El exministro pide disculpas «por acción u omisión» y asegura que incluso ofreció al PP retrasar la inauguración de la línea tras ganar este partido las elecciones del 2011


redacción / La Voz

El exministro de Fomento, José Blanco, llegó al Congreso preparado para uno de los momentos clave de su vida política, cinco años y medio después del accidente ferroviario que ocurrió en una línea inaugurada por él mismo. En una intervención inicial en la comisión de investigación del Alvia, más larga de lo habitual, el ahora eurodiputado del PSOE recordó que conocía a tres personas de las 80 fallecidas en el accidente y que una de ellas era «muy cercana». Y que si se opuso en su momento a la comisión de investigación fue porque cree, como se recoge en los tratados de la Unión Europea, que estos foros parlamentarios no deben coincidir con procesos judiciales en curso. «Hoy, sin embargo, quiero decir que lamento haber sido consecuente con esta tesis porque ello se ha interpretado como un deseo de encubrir hechos o dificultar su investigación. Si esa postura ha añadido dolor a las víctimas, quiero manifestarles y ofrecerles mis más sinceras disculpas», admitió. Cree que esta posición pudo haberse interpretado como un intento de encubrimiento o de dificultar la investigación.
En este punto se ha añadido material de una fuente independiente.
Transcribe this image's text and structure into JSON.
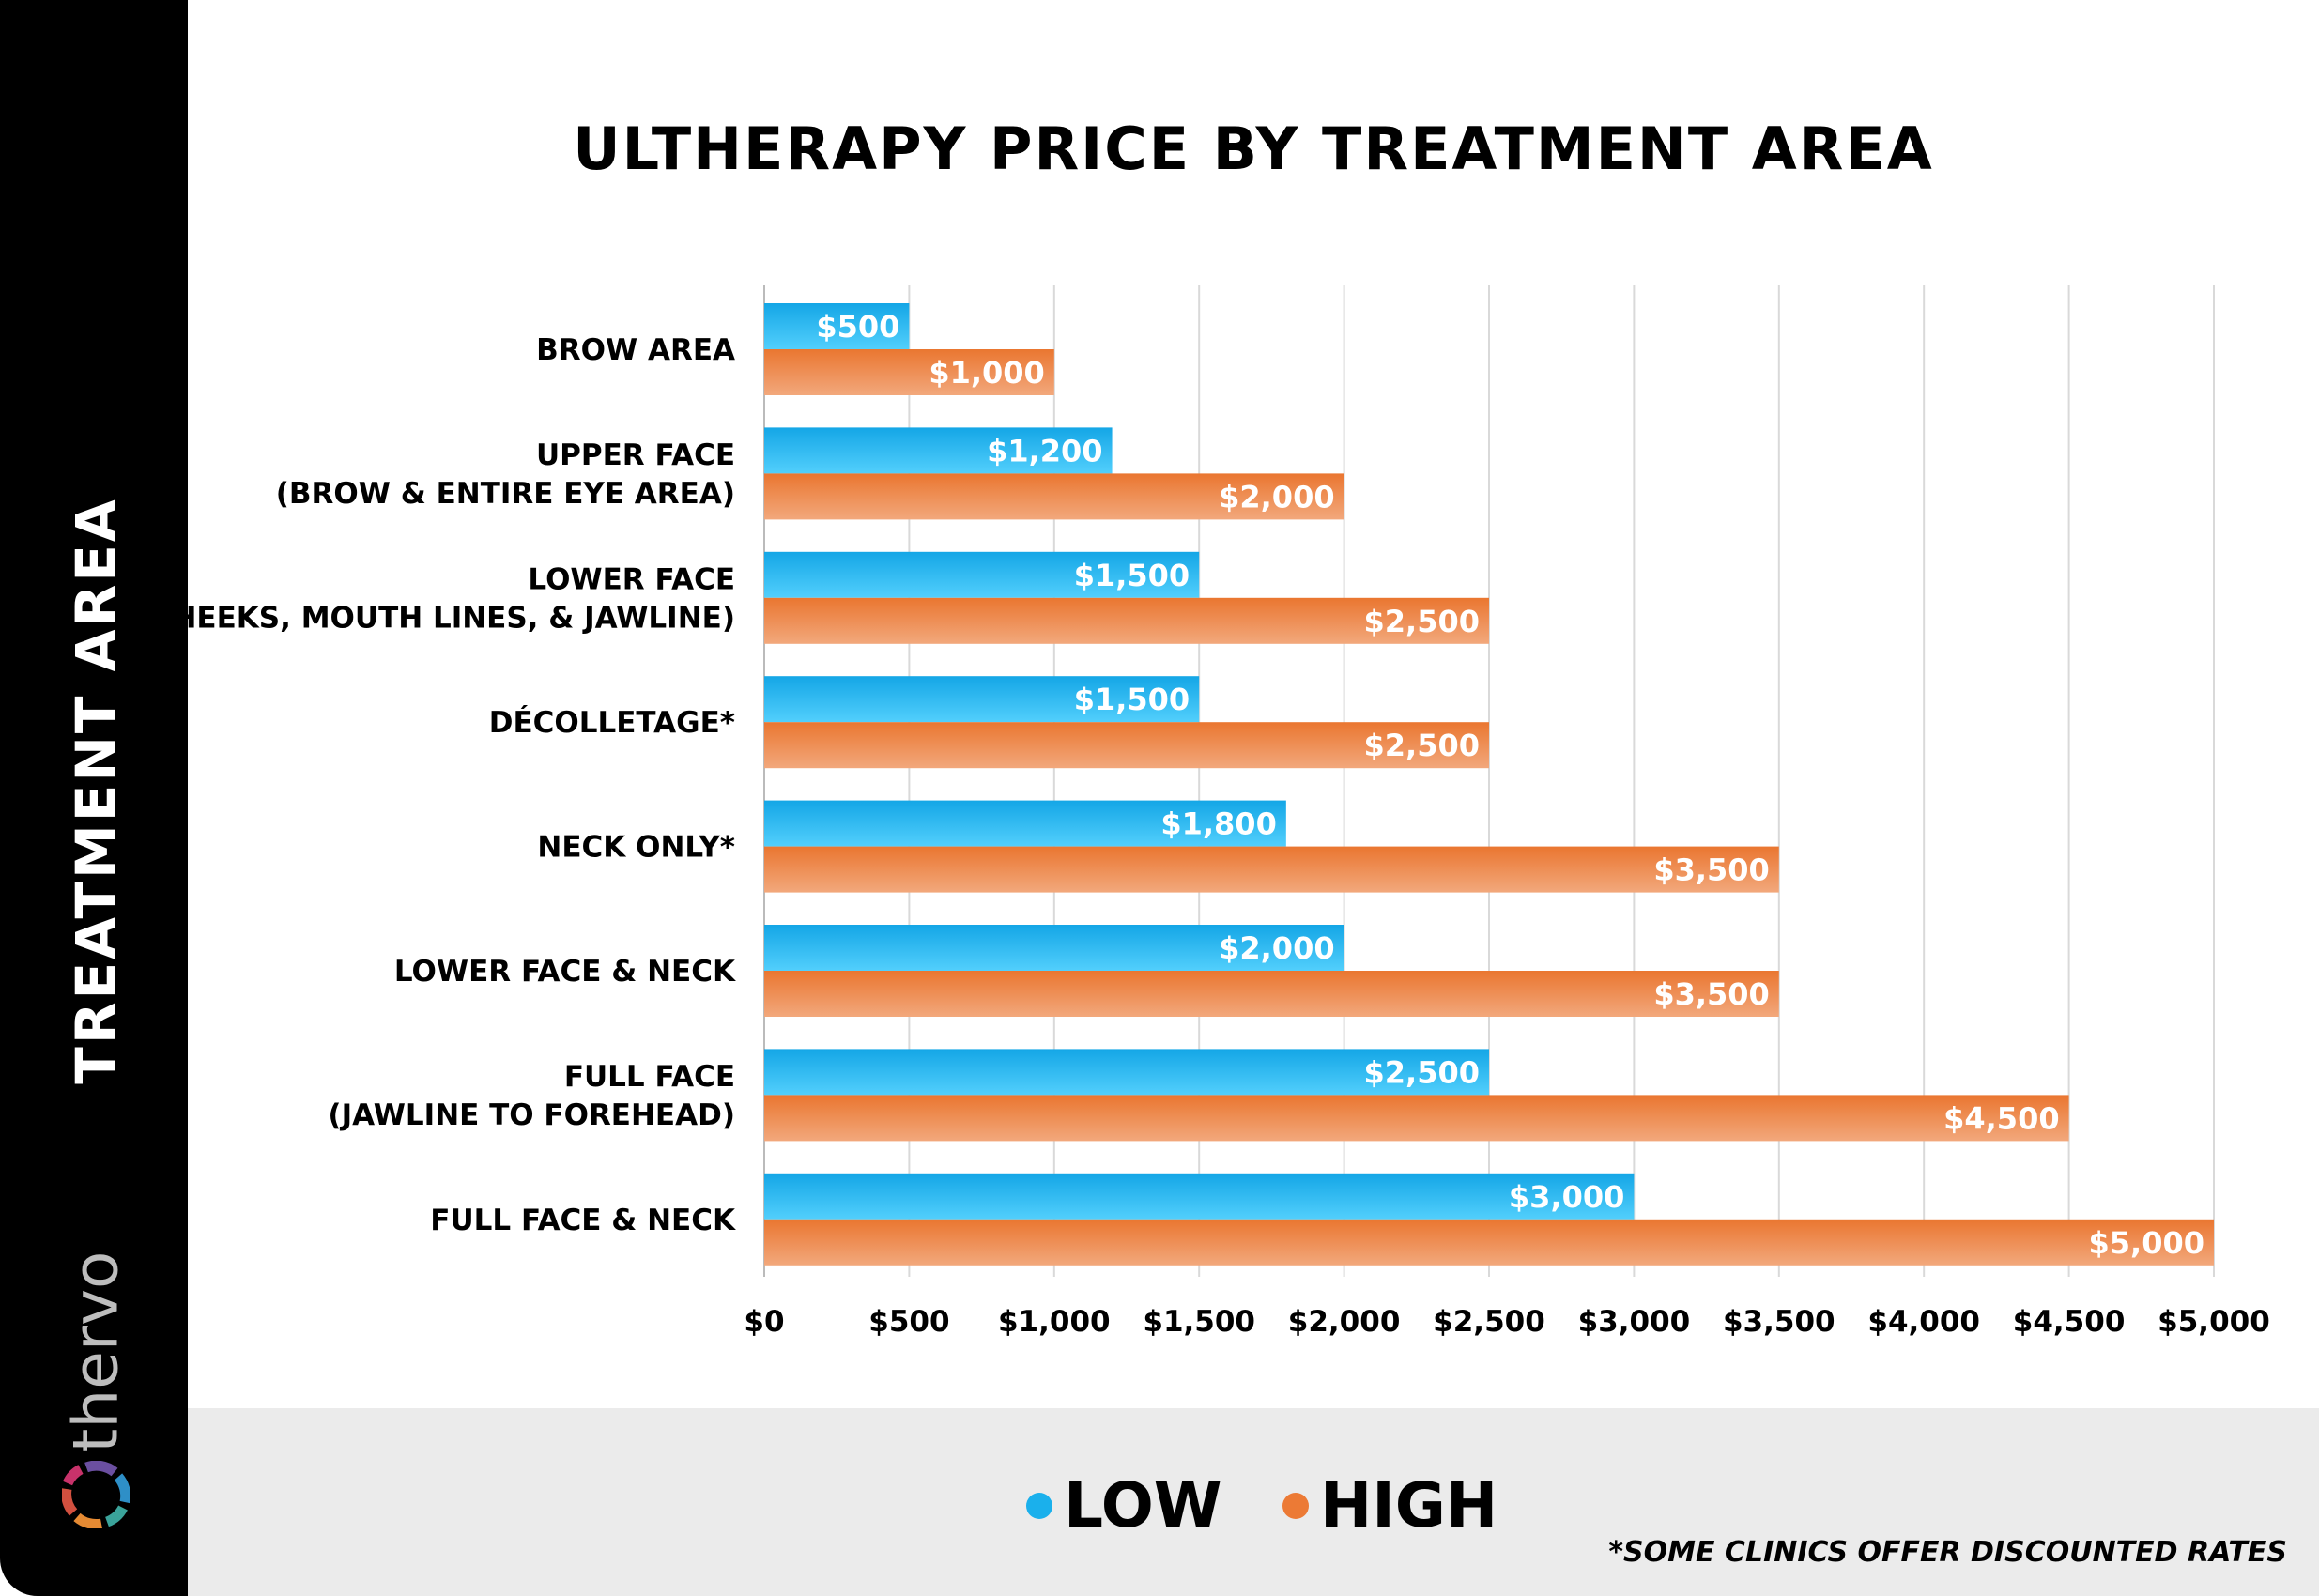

Blanco aseguró que nunca promovió un relato alternativo sobre el accidente «ni tuve conversación alguna durante su mandato con quien me sustituyó en el cargo», dijo en referencia a Ana Pastor, que intervendría a continuación. Afirmó que no modificó la planificación de plazos para la línea de alta velocidad Santiago-Ourense, pues estaban contenidos en el pacto del Obradoiro suscrito con la Xunta, y que, en todo caso, se alargaron, porque tomó decisiones para mejorar las prestaciones de la línea de alta velocidad. El acceso a la estación de Santiago fue adjudicado a finales de 2003, «y les recuerdo que fui nombrado ministro en abril de 2009», matizó. El adelanto de la electrificación de la línea Santiago-A Coruña, dijo, «fue la única modificación sobre el calendario previsto a mi llegada al ministerio». «Nunca, repito, nunca, nadie me trasladó dificultad alguna para cumplir el calendario», añadió. Quiso así desvincular el proceso de construcción de la línea de las supuestas prisas por las elecciones, e incluso reveló que le ofreció al PP retrasar la inauguración cuando este partido ganó las elecciones a finales de noviembre del 2011. Le dijeron que no hacía falta.

Blanco justificó el cambio de proyecto para explotar la línea en ancho ibérico en que se notaran los ahorros de tiempo de la nueva infraestructura, que se perdían en el paso de los trenes por los cambiadores de ancho. Pero se desvinculó de cualquier decisión sobre la seguridad de la línea. Aseguró que solo firmó la autorización de la continuidad de las obras de montaje de vía, y que por sus manos nunca pasó el modificado de señalización y seguridad, que fue donde se alteró el alcance del ERTMS, el sistema de máxima seguridad, dejando desprotegida la curva de Angrois donde se produjo el accidente. «Lo que firmé no tenía nada que ver con la modificación de la cobertura del ERTMS. Algo de lo que no tuve conocimiento, ni tenía por qué tenerlo», aclaró. Blanco volvió a disculparse «si por acción u omisión, de hecho o de palabra, a lo largo de este tiempo no he podido o no he sabido contribuir a paliar el dolor causado por esta tragedia».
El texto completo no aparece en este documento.